Mr. Peterson testifies that Kimmy was too judgmental and therefore made people uncomfortable. John rapid-fire questions Mr. Peterson. He makes the point that Kimmy was a good lawyer and made a lot of money for the firm, but that there was no room for a pious virgin at Mr. Peterson's firm. Larry declines the opportunity to redirect, and John ruins any advantage he may have gained by telling Mr. Peterson, "Even your own lawyer has no use for you." Shut up, John. For the love of all that's pious and virginal, or even penal and vaginal, please shut up.

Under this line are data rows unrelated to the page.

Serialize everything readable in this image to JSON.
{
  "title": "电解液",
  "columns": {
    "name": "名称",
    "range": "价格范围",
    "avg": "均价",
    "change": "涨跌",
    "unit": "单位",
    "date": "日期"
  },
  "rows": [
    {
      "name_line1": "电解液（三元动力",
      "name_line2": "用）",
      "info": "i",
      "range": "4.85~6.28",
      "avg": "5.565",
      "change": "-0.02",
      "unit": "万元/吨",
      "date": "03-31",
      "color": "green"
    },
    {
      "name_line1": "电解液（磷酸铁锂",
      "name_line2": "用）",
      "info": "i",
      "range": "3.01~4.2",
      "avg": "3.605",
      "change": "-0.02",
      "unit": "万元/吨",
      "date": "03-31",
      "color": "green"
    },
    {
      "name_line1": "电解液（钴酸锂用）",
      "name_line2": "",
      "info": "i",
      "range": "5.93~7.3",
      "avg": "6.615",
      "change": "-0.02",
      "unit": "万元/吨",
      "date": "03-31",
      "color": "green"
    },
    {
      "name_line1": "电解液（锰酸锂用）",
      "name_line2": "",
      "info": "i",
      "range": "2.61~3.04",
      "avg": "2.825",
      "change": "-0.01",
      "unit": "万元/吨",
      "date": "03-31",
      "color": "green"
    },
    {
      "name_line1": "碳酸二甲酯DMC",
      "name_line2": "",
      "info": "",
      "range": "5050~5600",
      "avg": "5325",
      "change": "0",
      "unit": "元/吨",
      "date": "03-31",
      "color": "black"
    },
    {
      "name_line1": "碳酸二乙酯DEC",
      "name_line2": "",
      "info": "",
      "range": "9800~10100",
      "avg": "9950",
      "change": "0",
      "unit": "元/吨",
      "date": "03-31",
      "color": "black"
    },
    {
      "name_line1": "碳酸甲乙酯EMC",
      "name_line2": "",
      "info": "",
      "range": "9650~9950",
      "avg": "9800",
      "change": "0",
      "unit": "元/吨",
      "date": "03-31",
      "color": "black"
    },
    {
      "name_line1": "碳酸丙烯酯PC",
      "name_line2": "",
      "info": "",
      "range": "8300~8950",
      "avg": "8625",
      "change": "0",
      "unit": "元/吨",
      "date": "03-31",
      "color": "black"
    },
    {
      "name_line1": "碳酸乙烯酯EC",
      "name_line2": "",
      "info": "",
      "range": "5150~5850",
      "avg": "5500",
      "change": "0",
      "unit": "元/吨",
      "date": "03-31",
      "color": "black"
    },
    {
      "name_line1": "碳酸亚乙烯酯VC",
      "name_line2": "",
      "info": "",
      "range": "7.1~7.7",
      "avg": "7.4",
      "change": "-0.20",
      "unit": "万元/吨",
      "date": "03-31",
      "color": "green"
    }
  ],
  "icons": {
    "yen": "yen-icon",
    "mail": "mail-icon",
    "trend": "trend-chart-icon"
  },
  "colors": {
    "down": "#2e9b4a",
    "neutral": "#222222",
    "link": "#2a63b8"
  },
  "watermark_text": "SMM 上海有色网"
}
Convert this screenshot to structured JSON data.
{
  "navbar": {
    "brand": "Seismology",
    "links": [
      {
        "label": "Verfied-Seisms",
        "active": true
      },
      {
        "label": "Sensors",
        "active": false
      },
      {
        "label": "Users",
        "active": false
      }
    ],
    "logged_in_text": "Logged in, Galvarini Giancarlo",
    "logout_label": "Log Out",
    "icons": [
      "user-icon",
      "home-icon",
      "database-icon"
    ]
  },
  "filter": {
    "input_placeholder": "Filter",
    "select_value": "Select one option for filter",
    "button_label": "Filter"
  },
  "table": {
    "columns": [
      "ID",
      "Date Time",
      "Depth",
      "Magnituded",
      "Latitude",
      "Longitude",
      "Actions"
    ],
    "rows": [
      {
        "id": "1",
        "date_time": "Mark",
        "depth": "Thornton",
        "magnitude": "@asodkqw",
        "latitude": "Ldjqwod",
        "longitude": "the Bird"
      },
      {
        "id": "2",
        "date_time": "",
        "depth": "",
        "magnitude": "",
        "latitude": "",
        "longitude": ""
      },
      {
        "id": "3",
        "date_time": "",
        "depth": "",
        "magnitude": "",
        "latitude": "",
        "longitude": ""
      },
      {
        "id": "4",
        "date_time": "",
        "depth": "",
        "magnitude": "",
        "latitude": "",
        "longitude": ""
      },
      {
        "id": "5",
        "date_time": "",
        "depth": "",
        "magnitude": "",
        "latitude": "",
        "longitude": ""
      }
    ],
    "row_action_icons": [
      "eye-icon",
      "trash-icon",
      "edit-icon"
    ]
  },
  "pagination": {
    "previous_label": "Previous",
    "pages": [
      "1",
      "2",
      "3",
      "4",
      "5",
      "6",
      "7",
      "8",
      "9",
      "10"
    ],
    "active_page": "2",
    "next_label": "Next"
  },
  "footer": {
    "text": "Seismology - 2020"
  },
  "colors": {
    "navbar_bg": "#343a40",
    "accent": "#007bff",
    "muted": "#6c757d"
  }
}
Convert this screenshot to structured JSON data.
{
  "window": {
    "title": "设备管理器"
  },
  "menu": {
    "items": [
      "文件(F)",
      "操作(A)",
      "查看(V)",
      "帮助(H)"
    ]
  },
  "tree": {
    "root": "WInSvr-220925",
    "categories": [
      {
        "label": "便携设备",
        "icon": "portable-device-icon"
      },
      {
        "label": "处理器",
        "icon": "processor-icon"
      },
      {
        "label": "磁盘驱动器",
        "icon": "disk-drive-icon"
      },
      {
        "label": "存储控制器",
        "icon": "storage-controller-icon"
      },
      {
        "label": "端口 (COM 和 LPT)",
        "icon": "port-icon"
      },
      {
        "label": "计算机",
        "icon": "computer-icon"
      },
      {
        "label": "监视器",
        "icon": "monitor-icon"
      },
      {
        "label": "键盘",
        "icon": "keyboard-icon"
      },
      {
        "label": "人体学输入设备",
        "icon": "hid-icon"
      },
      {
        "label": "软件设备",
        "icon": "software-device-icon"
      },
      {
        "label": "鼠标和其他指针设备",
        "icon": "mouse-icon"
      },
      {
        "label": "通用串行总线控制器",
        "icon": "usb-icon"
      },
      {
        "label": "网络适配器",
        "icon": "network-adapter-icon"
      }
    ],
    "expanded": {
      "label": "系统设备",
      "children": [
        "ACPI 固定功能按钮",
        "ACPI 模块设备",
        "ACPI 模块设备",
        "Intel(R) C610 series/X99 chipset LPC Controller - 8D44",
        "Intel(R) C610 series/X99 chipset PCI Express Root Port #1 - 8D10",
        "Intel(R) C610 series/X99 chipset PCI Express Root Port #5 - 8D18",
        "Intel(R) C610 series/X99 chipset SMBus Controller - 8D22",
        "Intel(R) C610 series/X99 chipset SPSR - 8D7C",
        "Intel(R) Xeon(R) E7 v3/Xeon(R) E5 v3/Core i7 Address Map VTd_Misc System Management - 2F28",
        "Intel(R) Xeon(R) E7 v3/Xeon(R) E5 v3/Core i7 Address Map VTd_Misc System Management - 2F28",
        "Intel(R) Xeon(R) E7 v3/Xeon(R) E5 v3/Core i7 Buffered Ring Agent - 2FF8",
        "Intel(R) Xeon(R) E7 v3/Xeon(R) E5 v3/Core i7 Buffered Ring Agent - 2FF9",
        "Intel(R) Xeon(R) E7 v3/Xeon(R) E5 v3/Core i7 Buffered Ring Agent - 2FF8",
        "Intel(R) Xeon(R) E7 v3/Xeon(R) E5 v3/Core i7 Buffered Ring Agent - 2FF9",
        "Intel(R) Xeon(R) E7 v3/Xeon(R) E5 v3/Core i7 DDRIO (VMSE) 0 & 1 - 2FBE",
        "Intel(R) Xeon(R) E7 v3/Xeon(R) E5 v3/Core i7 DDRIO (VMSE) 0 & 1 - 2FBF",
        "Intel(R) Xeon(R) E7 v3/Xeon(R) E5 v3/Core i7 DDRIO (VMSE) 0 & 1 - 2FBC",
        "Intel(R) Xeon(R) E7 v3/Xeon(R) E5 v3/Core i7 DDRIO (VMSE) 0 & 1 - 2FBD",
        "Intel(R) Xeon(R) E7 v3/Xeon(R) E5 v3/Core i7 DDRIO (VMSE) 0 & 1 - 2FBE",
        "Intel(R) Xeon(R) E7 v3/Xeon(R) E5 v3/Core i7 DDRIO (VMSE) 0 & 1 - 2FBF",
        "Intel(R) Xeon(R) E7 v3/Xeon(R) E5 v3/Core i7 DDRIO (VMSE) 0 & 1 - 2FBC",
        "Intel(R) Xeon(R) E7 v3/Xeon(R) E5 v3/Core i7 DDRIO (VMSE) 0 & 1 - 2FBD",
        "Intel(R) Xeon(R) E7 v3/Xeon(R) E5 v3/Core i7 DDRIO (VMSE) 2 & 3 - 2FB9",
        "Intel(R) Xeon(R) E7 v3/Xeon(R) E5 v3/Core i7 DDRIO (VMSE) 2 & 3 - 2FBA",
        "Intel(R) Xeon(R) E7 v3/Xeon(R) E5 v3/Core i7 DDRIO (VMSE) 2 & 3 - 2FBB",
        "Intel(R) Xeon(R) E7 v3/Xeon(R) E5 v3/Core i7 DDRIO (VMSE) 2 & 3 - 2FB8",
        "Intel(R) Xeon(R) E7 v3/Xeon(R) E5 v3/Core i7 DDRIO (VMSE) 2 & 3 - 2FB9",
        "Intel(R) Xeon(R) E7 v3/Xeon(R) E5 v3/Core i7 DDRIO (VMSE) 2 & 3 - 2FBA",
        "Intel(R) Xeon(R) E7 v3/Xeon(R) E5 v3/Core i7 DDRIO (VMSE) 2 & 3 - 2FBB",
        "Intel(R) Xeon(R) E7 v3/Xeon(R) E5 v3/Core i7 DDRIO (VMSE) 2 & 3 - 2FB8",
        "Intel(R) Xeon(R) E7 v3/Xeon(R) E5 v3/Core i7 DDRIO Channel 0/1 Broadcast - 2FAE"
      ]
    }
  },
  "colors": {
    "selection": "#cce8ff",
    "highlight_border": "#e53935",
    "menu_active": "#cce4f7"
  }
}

That night, Ally bothers Larry at his office. She apologizes for being upset earlier. She admits that she was disappointed he didn't kiss her. I have to admit that I was impressed with her honesty, for once. Larry explains that he didn't want to rush things. Ally thinks they should cool their relationship because of the trial and all. Larry tells her not to run from him. He tells her that he's been in one bad relationship after another and he wants this one to be right. Ally confides that she's been obsessed with the idea that she's forgotten how to kiss. Larry asks if that could be symbolic of the fact that she's forgotten how to love. Okay, this is my stop. Let me off here. I want to make way for the unicorns and the show tunes...Ally says, "Well. I don't know whether I should feel sorry for myself or whether I should be offended or whether I should be happy that I met someone who can see into me or whether I should walk out on a guy who has no idea who or what I am." Or you could just shut up, Ally. There's always that. Larry tells her, "Well, I guess that's your call there." Ally says it's crazy to try to work this out while they're working against each other on a trial. She peels out, leaving Larry to say, "I talk too much," to himself and his chair.
John's closing statement is about Kimmy's Loser Teen Years and how she spent them preparing to be a lawyer. "Believe in God? Well, you keep it to yourself. Frown on pre-marital sex? Well, the joke's on you," he tells the jury. "The virtuous -- how can we respect them? They're just stupid. They miss out on all the good stuff." Yeah, especially if they're fat. John sarcastically says that Kimmy was silly for thinking that she could succeed through hard work alone. His closing was actually pretty good, for once.
Larry's closing is all about Ally. He talks about a woman who's afraid to succeed and who builds a shell around herself. "Everything could have worked out here. All she had to do was let it." Of course you know he's going to win because he was speaking to Ally's heart and the whole show is a figment of Ally's imagination, anyway. I've finally figured it out. Now it all makes sense. I have to admit that if I hallucinated a law firm, fat chicks would occasionally win cases and my coworkers would date transsexuals with impunity. I guess that's why there's no show called Gwenny McZeal -- it wouldn't be enjoyed by a low enough common denominator.